Jon Koonsman is breathing a cautious sigh of relief.
For now, it appears the electric transmission line that threatened to uproot a piece of his family's heritage - a massive oak tree believed to be at least 200 years old - has been rerouted.
An embattled Koonsman said he was surprised to learn Monday a proposal that was pulled from the table in early March, may be the final route of the 300-mile line that will cut across 11 counties including Erath and about 100 local properties.
"I believe we have an agreement," Koonsman said Tuesday. "But no contracts have been signed. It would be nice to have it in writing, but I don't know if we ever will.
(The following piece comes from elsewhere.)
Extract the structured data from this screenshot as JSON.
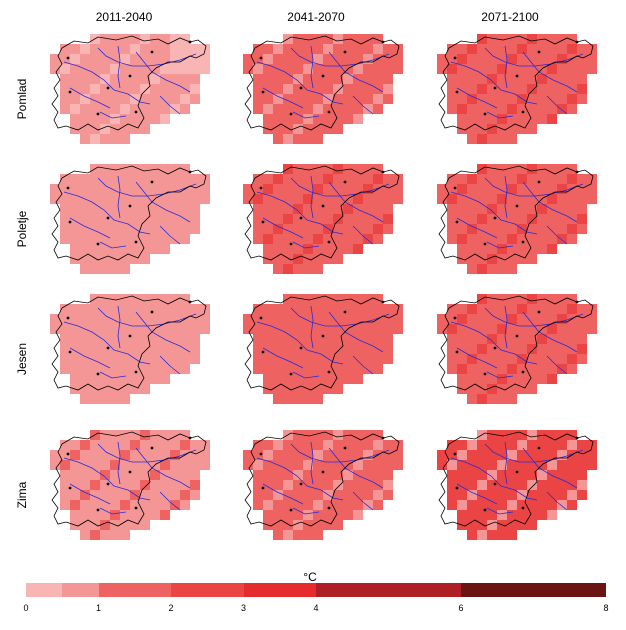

It makes me nervous, but I am obviously enormously relieved."
And the agreement may have come just in time.
"They told us a while back (site preparation and construction) would begin May 18," he said. "That's why the fight took on such an urgency."
The battle started in June 2011 when Lone Star Transmission began acquiring easements and rights of access from local landowners.
For Koonsman, an Empire-Tribune columnist, the battle has been spelled out through a series of columns chronicling efforts to protect the 'big tree."
"Heritage is not a house on a cul-de-sac and moving every few years," he said, adding his family has called the Duffau area ranch home for 140 years. "The tree means everything to us, it's one place my family, even extended family, wanted to protect. When we talk about 'our place,' we aren't talking about the ranch. That spot - and that tree - is our place and it wouldn't be the same without it."
For now, Koonsman said the fight is over.
"I told my kids and the rest of the family we were just going to fight like hell," he said. "But I think it is over, I have no agenda past this and would like to think it is over."